Since you're the professional, you know the myths surrounding college admissions and can debunk those tales and offer prospects the reality of admissions at your school. Take advantage of your position as the authority on the subject by addressing these topics--separately or in the aggregate, they can cause familial insomnia in the most rational of families.
Every college and university has a policy regarding testing and scoring. Make yours easily accessible to prospective students. If you don't require SAT, please explain that decision and whether you will consider SAT scores--same for ACT. If you've instituted a policy of super scoring the ACT, don't keep it to yourself; let prospects know that you'll create a composite score for that as well as the SAT. Along those same lines, be explicit about how you look at class selection and grades as well as rank. If your school is a large research institution you'll have a different approach to high school rank than a small liberal arts college--iterate your policies and explain your requirements.

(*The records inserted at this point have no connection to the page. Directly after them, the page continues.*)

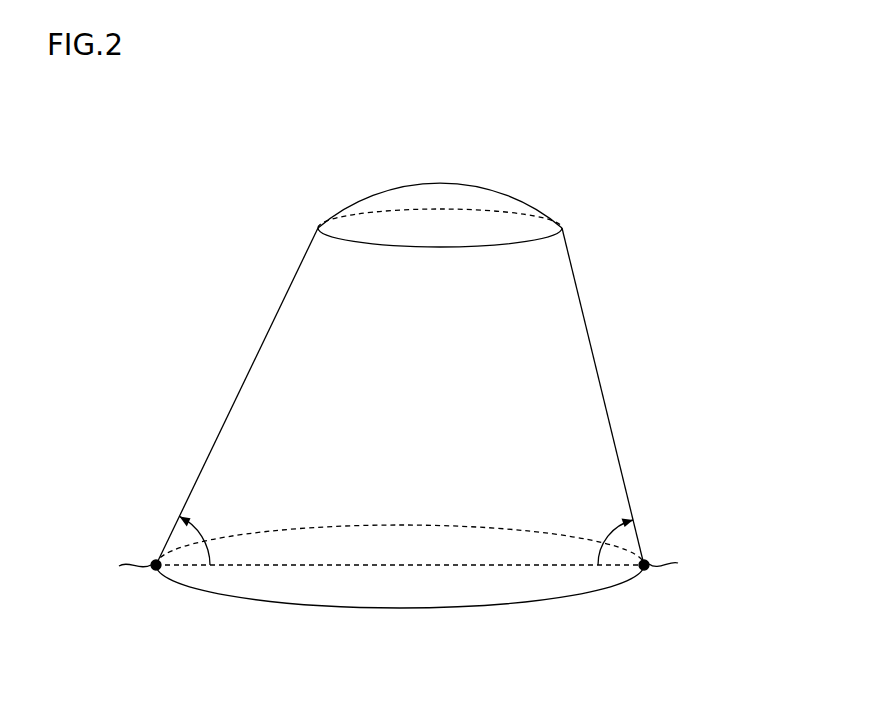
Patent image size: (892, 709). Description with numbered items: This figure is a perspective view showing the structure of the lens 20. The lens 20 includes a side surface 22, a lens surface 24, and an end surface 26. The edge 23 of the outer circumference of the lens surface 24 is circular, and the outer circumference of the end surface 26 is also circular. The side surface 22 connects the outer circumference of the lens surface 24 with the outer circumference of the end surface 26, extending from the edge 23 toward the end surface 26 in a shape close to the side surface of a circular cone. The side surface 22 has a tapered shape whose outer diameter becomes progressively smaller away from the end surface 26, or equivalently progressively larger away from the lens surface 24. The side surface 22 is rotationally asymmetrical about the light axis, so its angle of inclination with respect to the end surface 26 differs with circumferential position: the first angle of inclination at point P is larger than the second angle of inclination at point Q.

The lens 20 is at (395, 383).
The side surface 22 is at (258, 352).
The edge of the outer circumference of the lens surface 23 is at (364, 246).
The lens surface 24 is at (432, 184).
The end surface 26 is at (366, 608).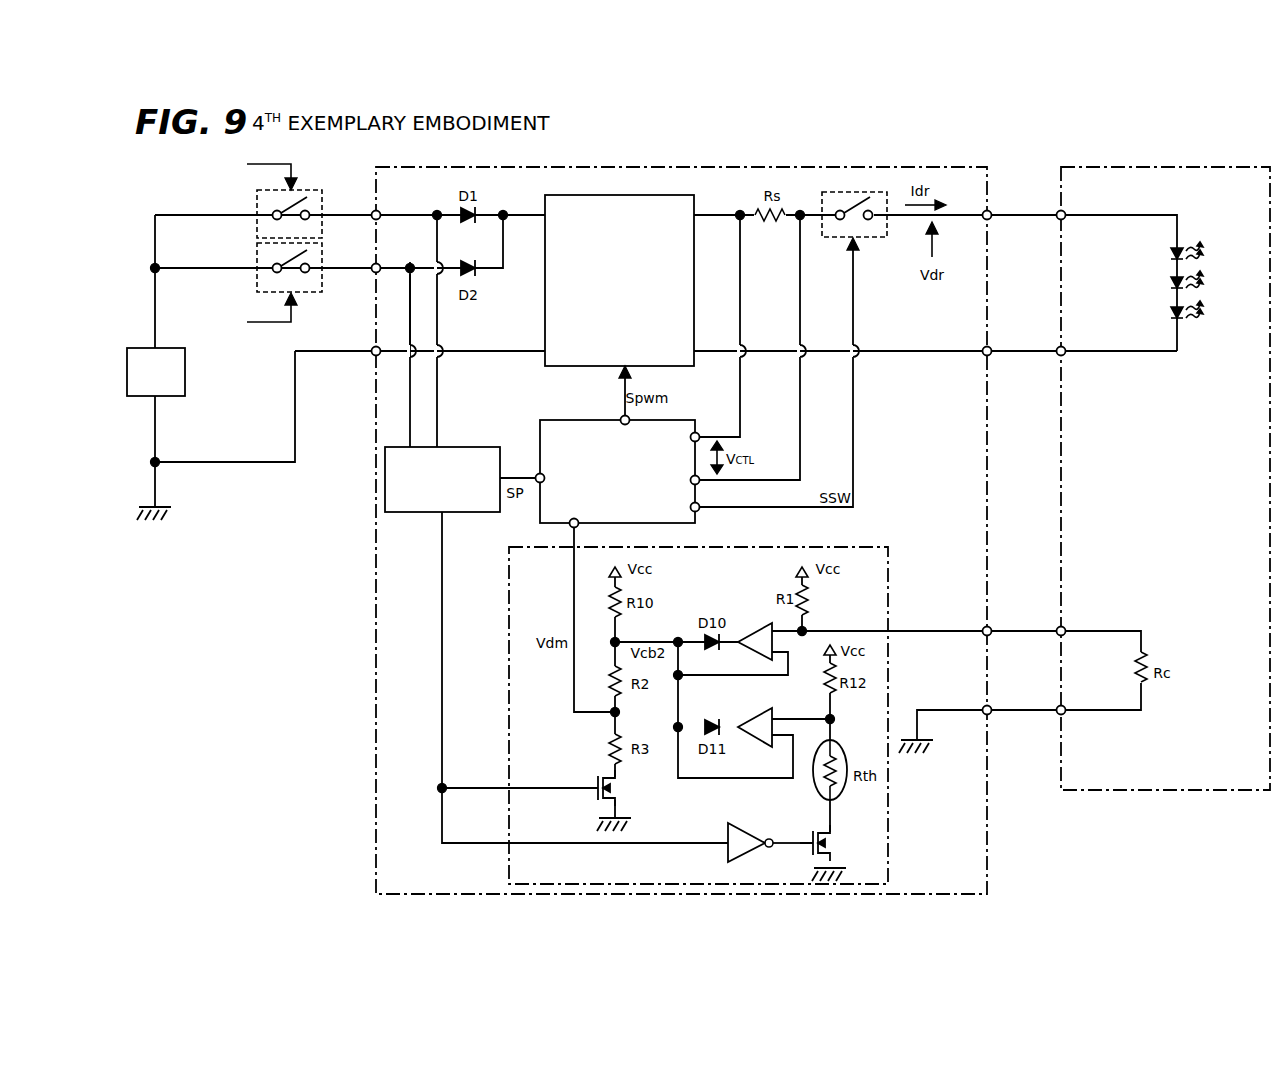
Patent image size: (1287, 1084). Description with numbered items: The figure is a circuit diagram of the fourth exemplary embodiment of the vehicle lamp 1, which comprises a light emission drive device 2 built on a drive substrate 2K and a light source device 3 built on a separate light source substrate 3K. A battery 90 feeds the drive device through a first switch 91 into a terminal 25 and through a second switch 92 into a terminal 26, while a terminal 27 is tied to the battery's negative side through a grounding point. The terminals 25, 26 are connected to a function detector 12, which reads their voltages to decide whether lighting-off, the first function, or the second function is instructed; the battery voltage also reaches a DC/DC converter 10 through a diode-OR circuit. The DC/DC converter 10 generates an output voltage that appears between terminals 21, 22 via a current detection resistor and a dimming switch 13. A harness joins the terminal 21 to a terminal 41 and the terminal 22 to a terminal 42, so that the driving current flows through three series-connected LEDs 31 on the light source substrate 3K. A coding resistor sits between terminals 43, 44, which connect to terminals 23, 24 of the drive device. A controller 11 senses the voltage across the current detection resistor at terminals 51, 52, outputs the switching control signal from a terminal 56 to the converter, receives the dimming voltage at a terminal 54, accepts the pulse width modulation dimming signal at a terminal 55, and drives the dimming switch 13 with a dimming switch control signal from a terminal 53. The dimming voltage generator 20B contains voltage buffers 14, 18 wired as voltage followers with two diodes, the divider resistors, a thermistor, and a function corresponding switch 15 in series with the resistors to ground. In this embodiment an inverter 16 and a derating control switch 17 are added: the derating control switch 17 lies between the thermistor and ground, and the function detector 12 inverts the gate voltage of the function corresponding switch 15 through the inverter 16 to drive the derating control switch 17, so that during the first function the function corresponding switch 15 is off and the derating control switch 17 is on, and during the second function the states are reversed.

The vehicle lamp 1 is at (1062, 137).
The light emission drive device 2 is at (977, 167).
The light source device 3 is at (1072, 166).
The drive substrate 2K is at (710, 167).
The light source substrate 3K is at (1172, 167).
The DC/DC converter 10 is at (645, 194).
The controller 11 is at (545, 419).
The function detector 12 is at (425, 513).
The dimming switch 13 is at (880, 191).
The voltage buffer 14 is at (760, 622).
The function corresponding switch 15 is at (620, 790).
The inverter 16 is at (755, 836).
The derating control switch 17 is at (835, 840).
The voltage buffer 18 is at (765, 712).
The dimming voltage generator 20B is at (888, 547).
The terminal 21 is at (986, 219).
The terminal 22 is at (986, 356).
The terminal 23 is at (984, 630).
The terminal 24 is at (985, 714).
The terminal 25 is at (374, 212).
The terminal 26 is at (374, 271).
The terminal 27 is at (374, 354).
The LED 31 is at (1160, 315).
The terminal 41 is at (1064, 213).
The terminal 42 is at (1063, 355).
The terminal 43 is at (1064, 629).
The terminal 44 is at (1063, 713).
The terminal 51 is at (697, 435).
The terminal 52 is at (698, 482).
The terminal 53 is at (698, 510).
The terminal 54 is at (571, 524).
The terminal 55 is at (537, 476).
The terminal 56 is at (622, 419).
The battery 90 is at (186, 372).
The first switch 91 is at (256, 203).
The second switch 92 is at (256, 258).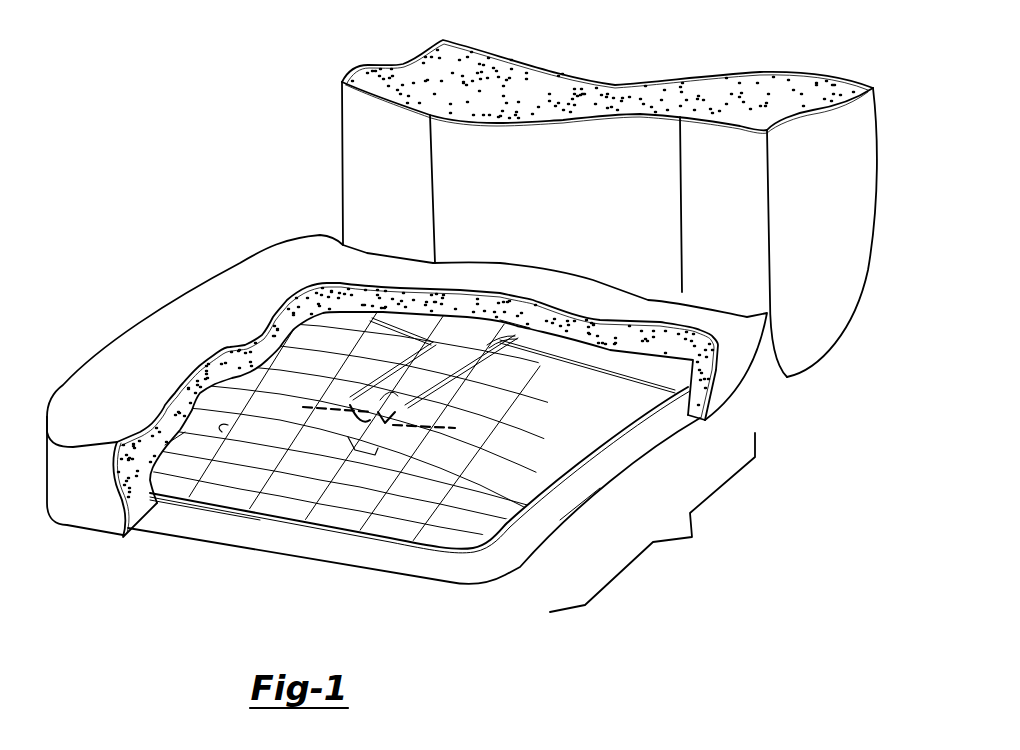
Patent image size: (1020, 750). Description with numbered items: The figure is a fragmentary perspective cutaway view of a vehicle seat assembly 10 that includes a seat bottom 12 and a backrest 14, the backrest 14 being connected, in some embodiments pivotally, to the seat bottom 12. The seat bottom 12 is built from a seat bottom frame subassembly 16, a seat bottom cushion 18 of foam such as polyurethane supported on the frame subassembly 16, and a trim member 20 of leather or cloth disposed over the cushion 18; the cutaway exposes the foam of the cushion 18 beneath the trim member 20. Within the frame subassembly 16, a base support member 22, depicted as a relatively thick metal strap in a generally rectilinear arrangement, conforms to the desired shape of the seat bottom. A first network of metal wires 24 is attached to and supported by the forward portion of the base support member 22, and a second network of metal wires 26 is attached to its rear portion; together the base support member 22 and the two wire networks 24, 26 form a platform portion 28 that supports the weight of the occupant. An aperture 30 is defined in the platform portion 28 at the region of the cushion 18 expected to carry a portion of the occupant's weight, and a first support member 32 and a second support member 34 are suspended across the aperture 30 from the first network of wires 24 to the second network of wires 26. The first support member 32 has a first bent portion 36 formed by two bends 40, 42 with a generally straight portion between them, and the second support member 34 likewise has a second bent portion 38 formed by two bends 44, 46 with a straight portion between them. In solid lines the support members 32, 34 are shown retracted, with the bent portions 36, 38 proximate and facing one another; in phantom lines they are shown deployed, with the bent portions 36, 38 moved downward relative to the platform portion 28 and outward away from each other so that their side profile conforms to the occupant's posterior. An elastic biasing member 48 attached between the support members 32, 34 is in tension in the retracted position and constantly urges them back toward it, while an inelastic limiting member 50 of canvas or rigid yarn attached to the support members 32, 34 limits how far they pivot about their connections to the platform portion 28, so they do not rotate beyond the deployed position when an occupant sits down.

The vehicle seat assembly 10 is at (464, 335).
The seat bottom 12 is at (407, 449).
The backrest 14 is at (743, 57).
The seat bottom frame subassembly 16 is at (313, 558).
The seat bottom cushion 18 is at (270, 345).
The trim member 20 is at (193, 383).
The base support member 22 is at (562, 490).
The first network of metal wires 24 is at (387, 523).
The second network of metal wires 26 is at (517, 327).
The platform portion 28 is at (652, 522).
The aperture 30 is at (615, 408).
The first support member 32 is at (400, 396).
The second support member 34 is at (450, 375).
The first bent portion 36 is at (397, 367).
The second bent portion 38 is at (417, 430).
The bend 40 is at (303, 430).
The bend 42 is at (430, 343).
The bend 44 is at (357, 440).
The bend 46 is at (487, 345).
The biasing member 48 is at (390, 393).
The limiting member 50 is at (360, 413).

AP classes have gotten the reputation lately of being a glorified credit farm, and as many of the more selective schools are looking at other alternative curricula or not accepting AP scores for credit you need to be up front and transparent about your AP requirements. If class rank and a weighted GPA are important for your admissions, then say so. If you're a smaller school and have the luxury of digging deeper into the individual, a short video on the topic will get a prospect's attention.
For years, students felt like they needed to be on the short list for a Nobel to apply to even a marginally selective school--instead of listing "Activities and Awards" they needed a resume, preferably one that ran several pages. That's a trend that is fortunately on the wane, so advising prospects to find what they love to do and dig deep will endear your school to parents, advisors, and students. Let kids know that doing one or two things really well shows commitment and real interest rather than box-checking. There is nothing sadder than seeing a math whiz despairing of getting into their college of choice because she didn't play an instrument or a sport.
The best way to get a prospect's attention is to offer useful information; with the right content marketing you'll reach the prospects you want and make them want you back.